A couple of weeks ago, I hunkered down in my home office, refrigerator fully stocked, preparing for my work day. I checked into “Snowpocalypse 2015” along with some fellow millennial friends on my Swarm app as we prepared for Winter Storm Juno, which was anticipated to be one of the worst storms in New York City’s history.
I think that these weather phenomena have become quite fascinating from a social perspective. A far cry from the quiet, cozy snow days I experienced as a child, news and social sentiment have the potential to explode as each storm approaches. Information (whether fully accurate or not) is available through a single click. One of my early realizations of this was in 2011, when I experienced the effects of an unusual 5.8 Richter scale earthquake with an epicenter in Virginia. It was the first earthquake that I’d been able to feel, and was subtle enough that while the idea of an earthquake crossed my mind as a possibility, it seemed equally plausible to have come from the construction workers drilling outside. As the vibrations seemed to pass and I was deliberating whether or not to leave my apartment, I scanned Facebook and immediately saw my feed populate with questions from friends asking the same thing. Instant validation.

Seemingly quiet conversations on the U.S. East Coast on the Friday preceding Juno ballooned into a national dialogue over the weekend. Even though the South, Midwest and West Coast would remain unaffected, social activity about the storm, dubbed with hashtags and portmanteaus such as #Snowmageddon2015, reached a significant level of intensity in these regions too (check out this video on Fast Company to see the full effect).
Of course, as everyone who followed the storm knows at this point, the “historic snowstorm” didn’t quite turn out that way for New York City.

This was not to say that information was lacking – we have more data and models than ever before to predict the weather. The dilemma for decision makers was that while most models gradually lessened their predictions about New York City’s snowfall as the weather system approached, the European model, considered the best in the industry, predicted far more. Besides, citizen deaths could have resulted in a major PR crisis.
As consumers of these massive volumes of data, we want to believe that all of these insights are going to give us clear answers. Data can indeed offer powerful answers and help us make informed decisions to manage risk, but Winter Storm Juno also serves as a cautionary tale. Not every behavior or weather pattern can be predicted 100 percent, and there can be consequences ranging from trust issues to significant economic impacts when leaders have to make a call based on an outcome that is less than guaranteed. It is also a reminder for all of us to avoid the common trap of our own biases – it can be tempting to use whatever data looks most attractive for telling the story that you want to tell, and be done from there.

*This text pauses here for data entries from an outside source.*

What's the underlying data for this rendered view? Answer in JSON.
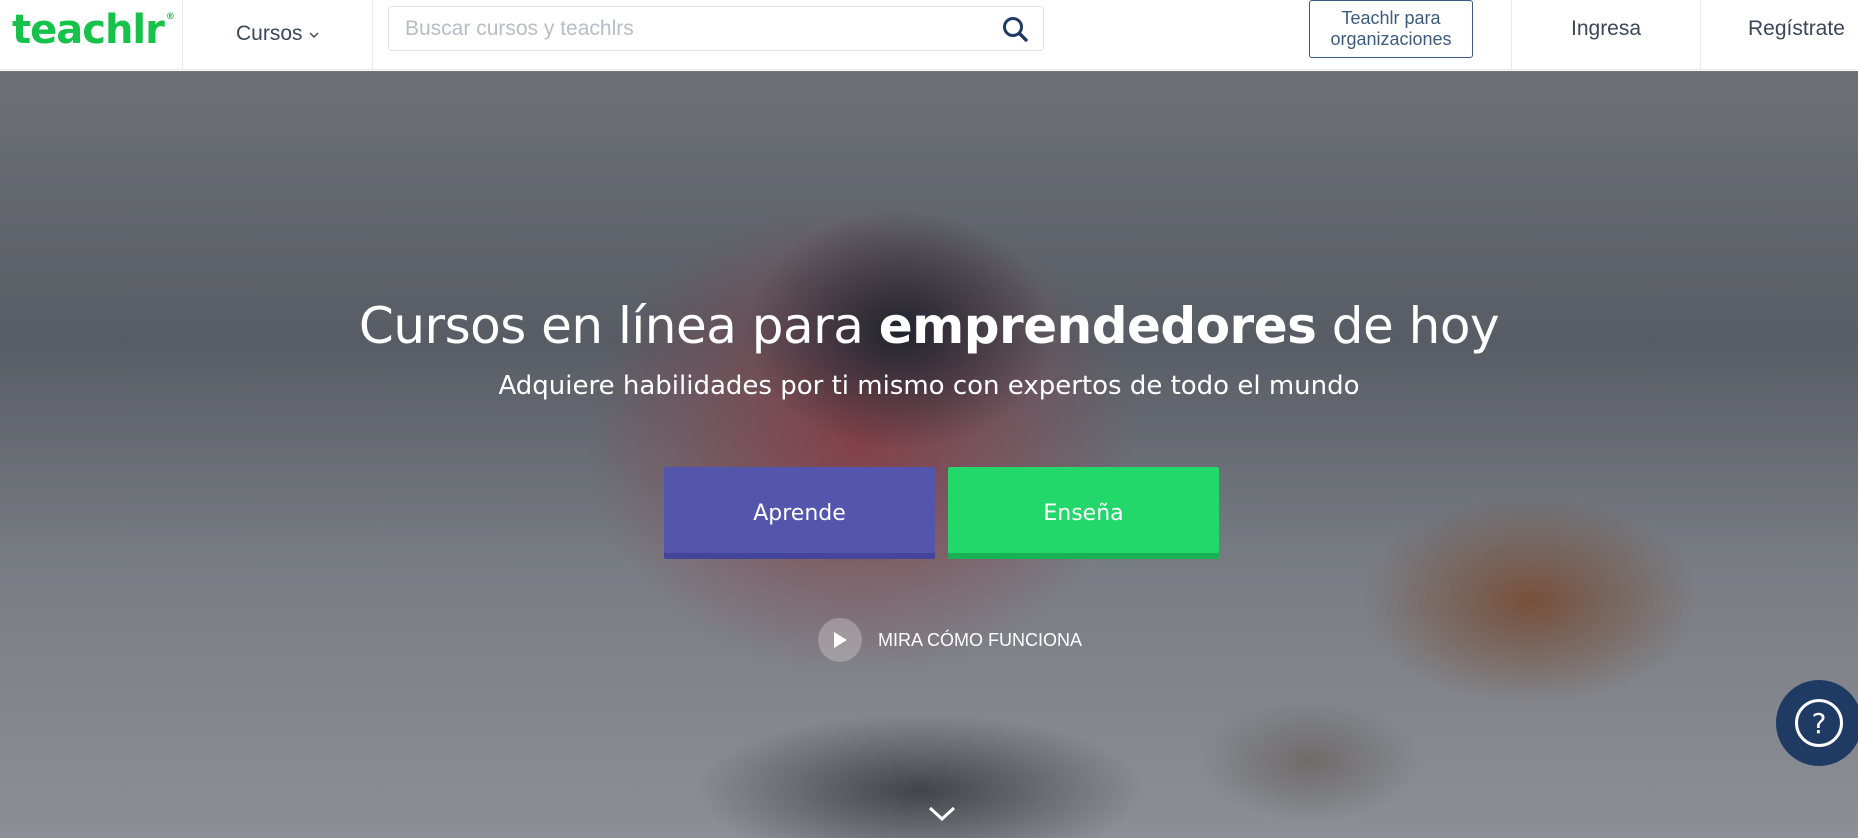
{
  "header": {
    "logo_text": "teachlr",
    "logo_mark": "®",
    "courses_label": "Cursos",
    "search_placeholder": "Buscar cursos y teachlrs",
    "search_icon": "search-icon",
    "org_button_line1": "Teachlr para",
    "org_button_line2": "organizaciones",
    "login_label": "Ingresa",
    "register_label": "Regístrate"
  },
  "hero": {
    "title_part1": "Cursos en línea para ",
    "title_bold": "emprendedores",
    "title_part2": " de hoy",
    "subtitle": "Adquiere habilidades por ti mismo con expertos de todo el mundo",
    "learn_button": "Aprende",
    "teach_button": "Enseña",
    "how_it_works": "MIRA CÓMO FUNCIONA"
  },
  "colors": {
    "brand_green": "#17c24a",
    "learn_purple": "#5455ad",
    "teach_green": "#22d86a",
    "org_blue": "#3d5a80",
    "help_navy": "#1f3a63"
  },
  "icons": [
    "chevron-down-icon",
    "search-icon",
    "play-icon",
    "scroll-down-chevron-icon",
    "help-question-icon"
  ]
}
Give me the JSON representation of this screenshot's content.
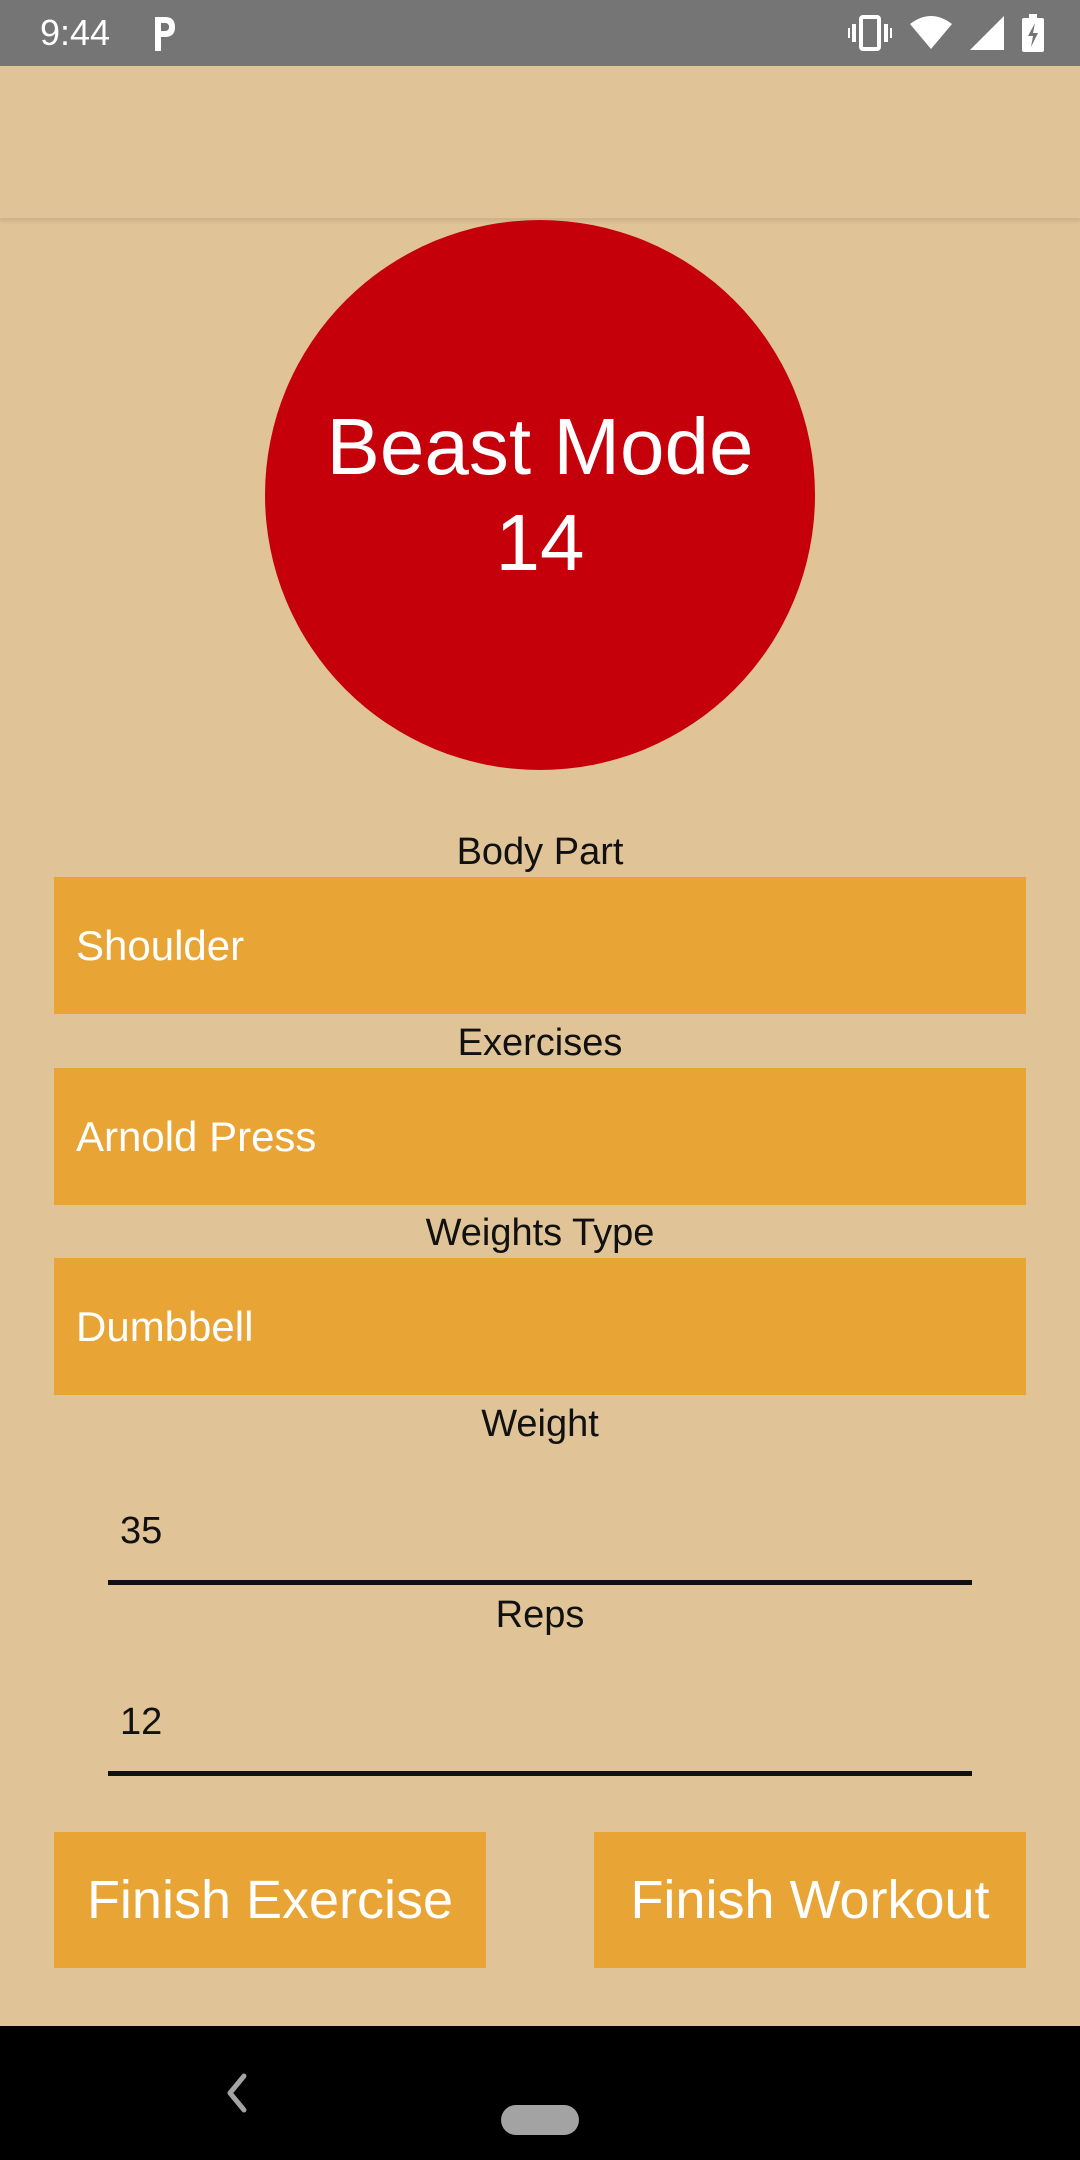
{
  "status_bar": {
    "time": "9:44",
    "notification_icon": "parking-icon",
    "icons": [
      "vibrate-icon",
      "wifi-icon",
      "signal-icon",
      "battery-charging-icon"
    ]
  },
  "counter": {
    "label": "Beast Mode",
    "value": "14",
    "color": "#c5000b"
  },
  "body_part": {
    "label": "Body Part",
    "selected": "Shoulder"
  },
  "exercises": {
    "label": "Exercises",
    "selected": "Arnold Press"
  },
  "weights_type": {
    "label": "Weights Type",
    "selected": "Dumbbell"
  },
  "weight": {
    "label": "Weight",
    "value": "35"
  },
  "reps": {
    "label": "Reps",
    "value": "12"
  },
  "actions": {
    "finish_exercise": "Finish Exercise",
    "finish_workout": "Finish Workout"
  },
  "colors": {
    "background": "#e0c498",
    "accent": "#e8a535",
    "counter": "#c5000b"
  },
  "nav_bar": {
    "icons": [
      "back-icon",
      "home-pill-icon"
    ]
  }
}
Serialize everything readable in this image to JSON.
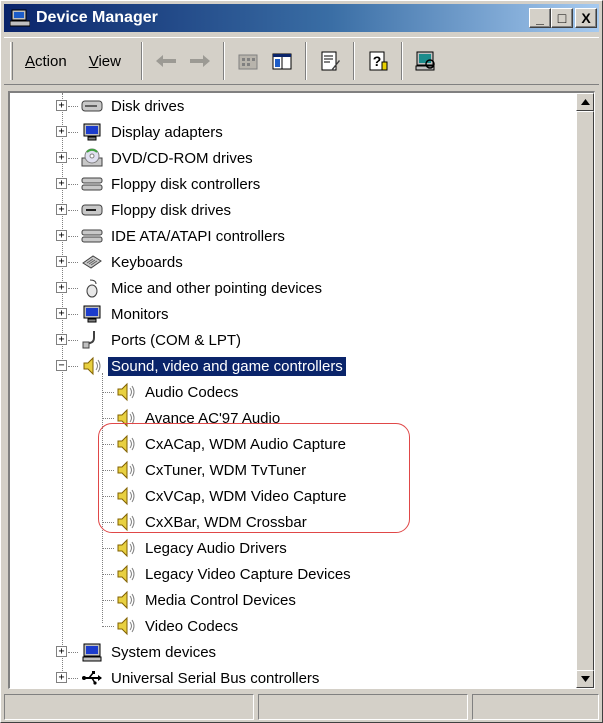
{
  "window": {
    "title": "Device Manager",
    "buttons": {
      "minimize": "_",
      "maximize": "□",
      "close": "X"
    }
  },
  "menu": {
    "action": {
      "accel": "A",
      "rest": "ction"
    },
    "view": {
      "accel": "V",
      "rest": "iew"
    }
  },
  "toolbar": {
    "buttons": [
      "back-icon",
      "forward-icon",
      "up-folder-icon",
      "show-hide-tree-icon",
      "properties-icon",
      "help-icon",
      "scan-hardware-icon"
    ]
  },
  "tree": {
    "categories": [
      {
        "label": "Disk drives",
        "icon": "disk-drive-icon"
      },
      {
        "label": "Display adapters",
        "icon": "monitor-icon"
      },
      {
        "label": "DVD/CD-ROM drives",
        "icon": "cdrom-icon"
      },
      {
        "label": "Floppy disk controllers",
        "icon": "controller-icon"
      },
      {
        "label": "Floppy disk drives",
        "icon": "floppy-icon"
      },
      {
        "label": "IDE ATA/ATAPI controllers",
        "icon": "controller-icon"
      },
      {
        "label": "Keyboards",
        "icon": "keyboard-icon"
      },
      {
        "label": "Mice and other pointing devices",
        "icon": "mouse-icon"
      },
      {
        "label": "Monitors",
        "icon": "monitor-icon"
      },
      {
        "label": "Ports (COM & LPT)",
        "icon": "port-icon"
      },
      {
        "label": "Sound, video and game controllers",
        "icon": "speaker-icon",
        "expanded": true,
        "selected": true
      }
    ],
    "sound_children": [
      "Audio Codecs",
      "Avance AC'97 Audio",
      "CxACap, WDM Audio Capture",
      "CxTuner, WDM TvTuner",
      "CxVCap, WDM Video Capture",
      "CxXBar, WDM Crossbar",
      "Legacy Audio Drivers",
      "Legacy Video Capture Devices",
      "Media Control Devices",
      "Video Codecs"
    ],
    "after": [
      {
        "label": "System devices",
        "icon": "computer-icon"
      },
      {
        "label": "Universal Serial Bus controllers",
        "icon": "usb-icon"
      }
    ]
  },
  "colors": {
    "selection": "#0a246a",
    "highlight_outline": "#e04848"
  }
}
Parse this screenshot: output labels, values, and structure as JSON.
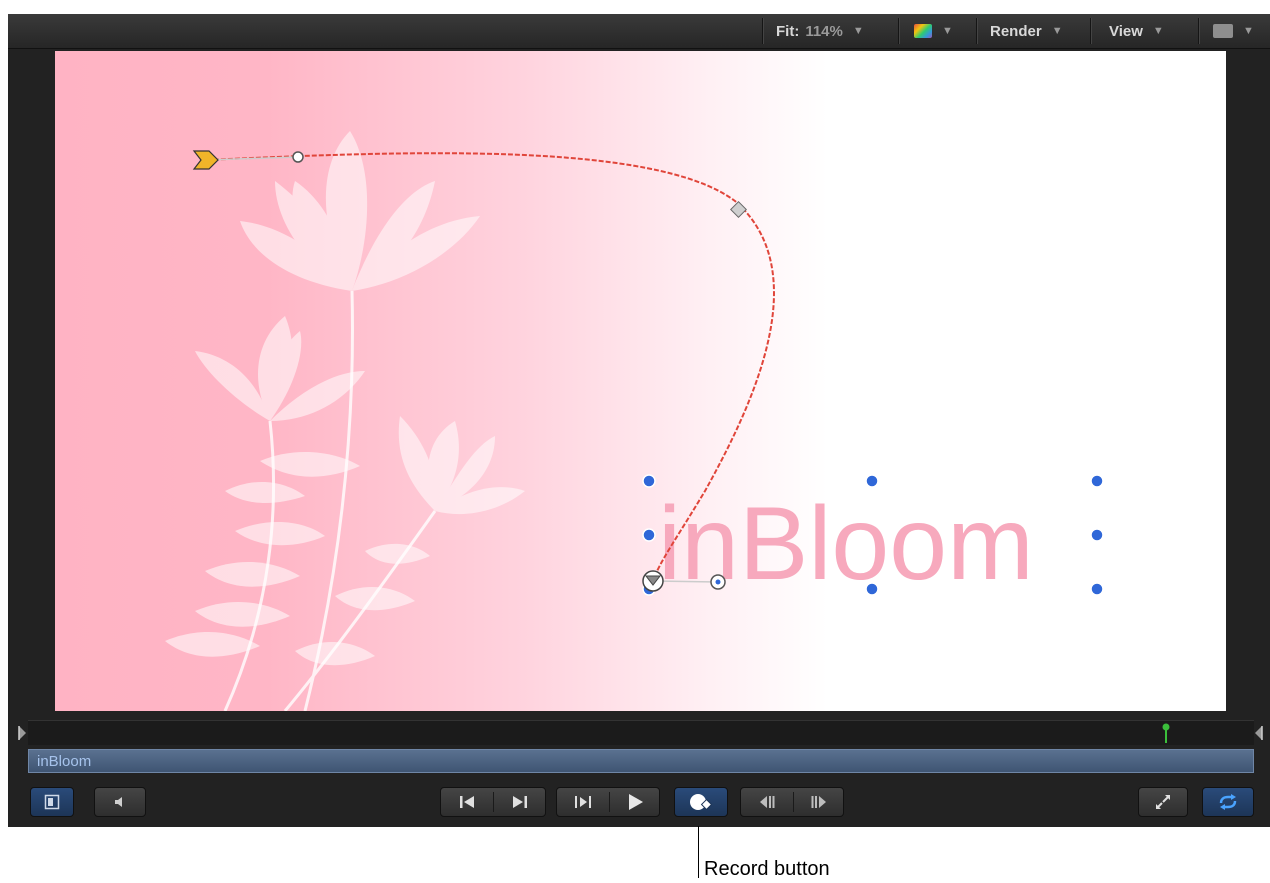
{
  "toolbar": {
    "fit_label": "Fit:",
    "fit_value": "114%",
    "render_label": "Render",
    "view_label": "View"
  },
  "canvas": {
    "text_object": "inBloom",
    "text_color": "#f7a9bd",
    "path_color": "#e0453a",
    "handle_color": "#2f67d8",
    "start_marker_color": "#f0b429"
  },
  "timeline": {
    "clip_name": "inBloom",
    "playhead_color": "#3bbf3b"
  },
  "transport": {
    "buttons": [
      "play-range-toggle-icon",
      "audio-icon",
      "go-to-start-icon",
      "go-to-end-icon",
      "play-from-start-icon",
      "play-icon",
      "record-icon",
      "previous-frame-icon",
      "next-frame-icon",
      "fullscreen-icon",
      "loop-icon"
    ]
  },
  "callout": {
    "label": "Record button"
  }
}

At IBM, we view data as the new natural resource and believe that next-generation analytics technology and expertise is essential to help us make the most of it. Many companies and governments are indeed tackling this head on, including in the realm of weather issues. The city of Rio de Janeiro, for instance, is beset by frequent violent storms, which cause destructive floods and landslides on its many heavily-populated hillsides. IBMers collaborated with the city to predict the weather down to the block level, and up to 40 hours in advance, through Deep Thunder, an application developed by IBM Research. The app uses high-performance computing, physics and a combination of topographical data, information gathered from global weather data from the U.S. National Oceanic and Atmospheric Agency and many other sources. In a similar vein, IBM’s cognitive system Watson becomes smarter the more questions it is asked, enabling practitioners across a wide array of industries to enhance their decision making.
What does the future hold? Some of the new paradigms we can expect in big data are more rigorous approaches to extracting and analyzing all data (not just what fits within narrowly defined expectations), new executive leaders focused on maximizing the company’s return on data, and ever-improving insights driving business decisions. It will require great resources and agility to get to this future state, but I believe that we are at a major tipping point. One trend that we are seeing within organizations is the emergence of a new role, the Chief Data Officer, as an agent of change with a broad mandate to guide this transformation.

As for the weather, this may not be the last winter storm of 2015, but we can definitely expect to see more advanced modeling and predictive analytics to aid leaders in tackling these issues around the globe in the years to come.
In the meanwhile, if you tend to be more superstitious, you can always turn to Punxatawny Phil who predicted six more weeks of winter on Groundhog Day.